Diyelim ki, arkadaşınızın ödemesi için 15.03.2020 tarihi üzerinde anlaştınız fakat borç bu tarihe kadar ödenmedi. Kendisine birkaç defa ihtar yazısı gönderdiniz ama bir yine bir cevap ve netice alamadınız. Bu durumda alacağınız için zamanaşımının başlangıcı borcun istenebilir olduğu 2020 yılının sonu yani 31.12.2020 tarihidir. Bu tarihten itibaren üç yıl yani 01.01.2024 tarihinde alacak zamanaşımına uğramış oluyor. Yani 01.01.2024 tarihinde veya daha sonraki bir tarihte mahkemede icra takibi (Mahnverfahren) başlattığınızda borçlu arkadaşınız kanuni süre içerisinde zamanaşımı itirazında bulunursa mahkeme artık sizin hakkınız olup olmadığınıza, yazılı belge ile alacağınızı ispatlayabileceğinize ve borcun ödenmediğine bakmaz. Mahkeme, alacak zamanaşımına uğradığından davanızın reddine karar verir ve diğer ayrıntılarla ilgilenmez.

Burada hakkı olan vatandaşların zamanaşımını tamamen kesmek veya durdurmak için harekete geçmesi gerekir. Zamanaşımı süresi dolmadan mahkemeye müracaat edilmesi ve dava dilekçesinin karşı tarafa tebliğ edilmesi halinde zamanaşımı süresi tamamen kesilmiş olur.
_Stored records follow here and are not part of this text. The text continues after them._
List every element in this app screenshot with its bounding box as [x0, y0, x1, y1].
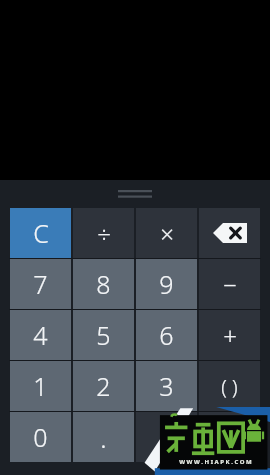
staticText: 7	[33, 267, 48, 301]
staticText: −	[223, 268, 237, 301]
button[interactable]: ( )	[199, 361, 260, 411]
staticText: 2	[96, 369, 111, 403]
button[interactable]: 8	[73, 259, 134, 309]
button[interactable]: 1	[10, 361, 71, 411]
button[interactable]: C	[10, 208, 71, 258]
staticText: 1	[33, 369, 48, 403]
button[interactable]: ×	[136, 208, 197, 258]
staticText: +	[223, 319, 237, 352]
button[interactable]: 2	[73, 361, 134, 411]
staticText: 5	[96, 318, 111, 352]
staticText: ( )	[221, 373, 238, 400]
button[interactable]: 7	[10, 259, 71, 309]
button[interactable]: 5	[73, 310, 134, 360]
staticText: C	[33, 216, 49, 250]
button[interactable]	[136, 412, 197, 462]
button[interactable]: 4	[10, 310, 71, 360]
button[interactable]: 6	[136, 310, 197, 360]
staticText: 3	[159, 369, 174, 403]
button[interactable]	[199, 412, 260, 462]
staticText: 9	[159, 267, 174, 301]
staticText: ÷	[97, 217, 111, 250]
staticText: 8	[96, 267, 111, 301]
button[interactable]: −	[199, 259, 260, 309]
staticText: 6	[159, 318, 174, 352]
button[interactable]: ÷	[73, 208, 134, 258]
staticText: ×	[160, 217, 174, 250]
button[interactable]: .	[73, 412, 134, 462]
button[interactable]: 9	[136, 259, 197, 309]
button[interactable]: Backspace	[199, 208, 260, 258]
button[interactable]: Drag handle	[118, 188, 152, 200]
button[interactable]: +	[199, 310, 260, 360]
staticText: 0	[33, 420, 48, 454]
staticText: .	[100, 420, 107, 455]
button[interactable]: 3	[136, 361, 197, 411]
staticText: 4	[33, 318, 48, 352]
staticText: W W W . H I A P K . C O M	[179, 458, 252, 466]
button[interactable]: 0	[10, 412, 71, 462]
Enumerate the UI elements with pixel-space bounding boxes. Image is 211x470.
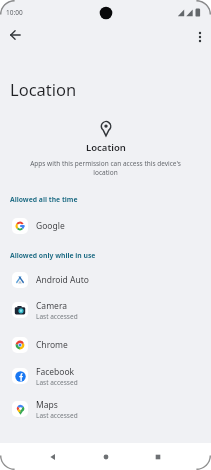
staticText: Maps [36, 399, 58, 411]
button[interactable]: Maps [0, 394, 211, 424]
button[interactable]: Google [0, 211, 211, 241]
button[interactable]: Camera [0, 295, 211, 325]
button[interactable]: Android Auto [0, 265, 211, 295]
staticText: Camera [36, 300, 67, 312]
staticText: Google [36, 220, 65, 232]
staticText: Last accessed [36, 378, 78, 387]
staticText: Facebook [36, 366, 75, 378]
button[interactable] [190, 27, 210, 47]
staticText: Chrome [36, 339, 68, 351]
button[interactable]: Facebook [0, 361, 211, 391]
staticText: 10:00 [6, 8, 23, 17]
staticText: Last accessed [36, 312, 78, 321]
staticText: Location [10, 78, 77, 100]
button[interactable] [35, 443, 71, 470]
staticText: Location [86, 141, 126, 154]
button[interactable]: Chrome [0, 330, 211, 360]
staticText: Android Auto [36, 274, 89, 286]
staticText: Allowed all the time [10, 195, 78, 204]
button[interactable] [87, 443, 124, 470]
staticText: Allowed only while in use [10, 251, 96, 260]
staticText: Apps with this permission can access thi… [30, 159, 181, 177]
button[interactable] [4, 24, 26, 46]
staticText: Last accessed [36, 411, 78, 420]
button[interactable] [140, 443, 176, 470]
Bundan sonra zamanaşımı problemi veya itirazı söz konusu olmaz.

Zamanaşımın durdurulması da mümkündür. Zamanaşımının durmasında zamanaşımı süresi bir süreliğine durdur ve durduran sebep ortadan kalktığında devam eder. Bir tür zamanaşımı süresinin ertelenmesi de diyebiliriz. Örneğimizde borçlu olan arkadaşınızla alacak konusunda bir pazarlık sürecinin işletilmesinde olduğu gibi. Pazarlık süresi zamanaşımını durdurur. Lâkin burada da dikkat edilmesi gereken konu pazarlık eden tarafların birbirine alternatifleri sunmasıdır. Şayet bir taraf devamlı ve kesinlikle bir şekilde „Hayır“ diyerek süreci tıkıyorsa burada bir pazarlıktan dolayısıyla da zamanaşımı süresinin durdurulmasından bahsedilemez.
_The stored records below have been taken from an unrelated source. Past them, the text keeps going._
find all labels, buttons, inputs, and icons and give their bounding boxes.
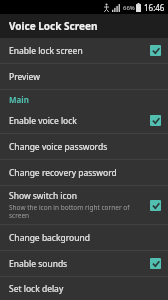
button[interactable]: Toggle setting	[150, 45, 161, 56]
staticText: Voice Lock Screen	[9, 19, 98, 33]
button[interactable]: Enable sounds	[0, 251, 168, 276]
button[interactable]: Enable voice lock	[0, 108, 168, 133]
staticText: Show the icon in bottom right corner of …	[9, 203, 144, 220]
staticText: Enable voice lock	[9, 115, 77, 127]
button[interactable]: Toggle setting	[150, 200, 161, 211]
staticText: 66%	[123, 4, 135, 12]
button[interactable]: Set lock delay	[0, 277, 168, 300]
staticText: Show switch icon	[9, 190, 78, 202]
staticText: Enable lock screen	[9, 45, 83, 57]
staticText: Enable sounds	[9, 258, 68, 270]
staticText: Change background	[9, 232, 90, 244]
button[interactable]: Preview	[0, 64, 168, 89]
button[interactable]: Change voice passwords	[0, 134, 168, 159]
staticText: 16:46	[144, 2, 165, 13]
staticText: Main	[9, 94, 29, 105]
button[interactable]: Toggle setting	[150, 258, 161, 269]
button[interactable]: Change background	[0, 225, 168, 250]
button[interactable]: Show switch icon	[0, 186, 168, 224]
button[interactable]: Enable lock screen	[0, 38, 168, 63]
button[interactable]: Toggle setting	[150, 115, 161, 126]
staticText: Change recovery password	[9, 167, 117, 179]
staticText: Change voice passwords	[9, 141, 108, 153]
button[interactable]: Change recovery password	[0, 160, 168, 185]
staticText: Preview	[9, 71, 40, 83]
staticText: Set lock delay	[9, 283, 64, 295]
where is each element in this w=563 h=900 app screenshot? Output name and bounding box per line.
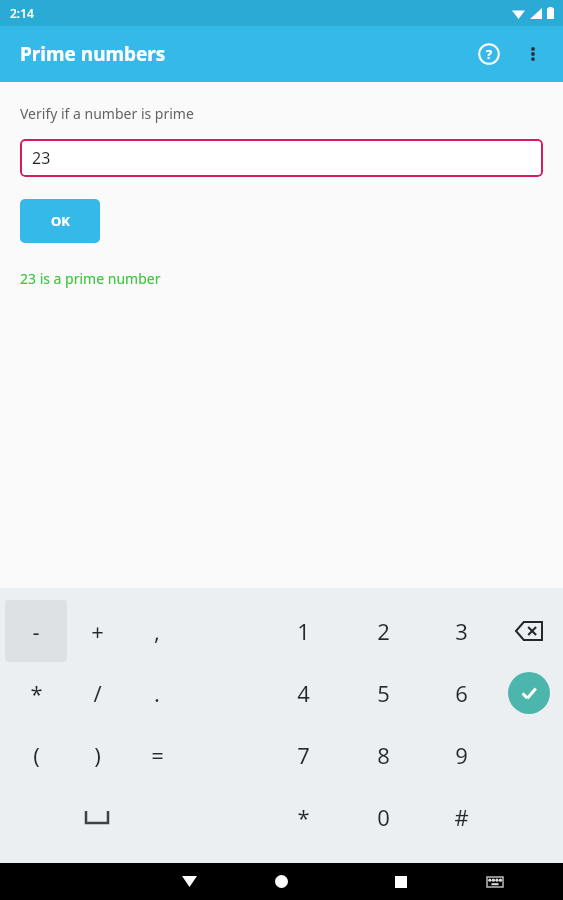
button[interactable]: . (125, 662, 189, 724)
button[interactable]: * (271, 786, 335, 848)
button[interactable]: Back (161, 863, 217, 900)
staticText: ? (486, 45, 493, 63)
staticText: = (151, 740, 164, 770)
staticText: ( (33, 740, 40, 770)
staticText: 8 (377, 740, 390, 770)
button[interactable]: Home (253, 863, 309, 900)
button[interactable]: More options (511, 32, 555, 76)
staticText: 7 (297, 740, 310, 770)
button[interactable]: 8 (351, 724, 415, 786)
button[interactable]: / (65, 662, 129, 724)
staticText: * (30, 678, 43, 708)
staticText: 4 (297, 678, 310, 708)
button[interactable]: 1 (271, 600, 335, 662)
staticText: 9 (455, 740, 468, 770)
button[interactable]: 0 (351, 786, 415, 848)
staticText: / (93, 678, 102, 708)
staticText: Verify if a number is prime (20, 104, 194, 123)
staticText: 2 (377, 616, 390, 646)
staticText: 2:14 (10, 5, 34, 21)
button[interactable]: + (65, 600, 129, 662)
button[interactable]: 5 (351, 662, 415, 724)
staticText: . (154, 678, 160, 708)
staticText: 23 (32, 147, 51, 169)
staticText: 3 (455, 616, 468, 646)
staticText: Prime numbers (20, 41, 166, 67)
button[interactable]: Space (65, 786, 129, 848)
button[interactable]: ( (4, 724, 68, 786)
button[interactable]: 6 (429, 662, 493, 724)
staticText: 23 is a prime number (20, 269, 161, 288)
staticText: 6 (455, 678, 468, 708)
button[interactable]: 9 (429, 724, 493, 786)
button[interactable]: ) (65, 724, 129, 786)
button[interactable]: Enter (497, 662, 561, 724)
button[interactable]: 3 (429, 600, 493, 662)
button[interactable]: OK (20, 199, 100, 243)
staticText: # (454, 802, 469, 832)
button[interactable]: - (4, 600, 68, 662)
button[interactable]: , (125, 600, 189, 662)
button[interactable]: Delete (497, 600, 561, 662)
button[interactable]: Recent apps (373, 863, 429, 900)
staticText: ) (94, 740, 101, 770)
button[interactable]: * (4, 662, 68, 724)
button[interactable]: 23 (20, 139, 543, 177)
staticText: * (297, 802, 310, 832)
button[interactable]: # (429, 786, 493, 848)
button[interactable]: 4 (271, 662, 335, 724)
button[interactable]: 2 (351, 600, 415, 662)
button[interactable]: Change keyboard (467, 863, 523, 900)
button[interactable]: = (125, 724, 189, 786)
staticText: , (154, 616, 160, 646)
button[interactable]: 7 (271, 724, 335, 786)
staticText: OK (51, 212, 70, 230)
button[interactable]: Help (467, 32, 511, 76)
staticText: 1 (297, 616, 310, 646)
staticText: - (32, 616, 40, 646)
staticText: 5 (377, 678, 390, 708)
staticText: + (91, 616, 104, 646)
staticText: 0 (377, 802, 390, 832)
Zamanaşımının mantığı bir hakkın talebinin ve neticesinin kısa bir süre içerisinde netliğe kavuşturulması ve hukuki bir güvensizliğin oluşmamasıdır.

Alman ceza hukukunda da dava ve ceza zamanaşımı süreleri vardır. Ceza hukukunda dava zamanaşımı demek belli bir süre sonra o kişinin artık yargılanamaması, ceza zamanaşımı ise mahkeme kararıyla kesinleşmiş bir ceza mahkumiyetine ilişkin cezanın artık infaz edilememesidir. Dava ve ceza zamanaşımı süreleri Alman mevzuatında suç için öngörülen ceza miktarına, suçun çeşidine ve ceza mahkumiyetinin süresine bağlı olarak değişmektedir.

Almanya’da yaşayan vatandaşların zamanaşımı sürelerine dikkat etmeleri ile haklarını aramalarını, köşe yazımız Almanya’da yaşayan vatandaşlarımızı genel olarak bilgilendirmek ve yönlendirmek amaçlı olup konu ile ilgili Türk hukuku avukatı olarak bizlere değil, Alman hukukunda uzman avukat meslektaşlarımıza müracaat edilmesini şiddetle tavsiye ederiz.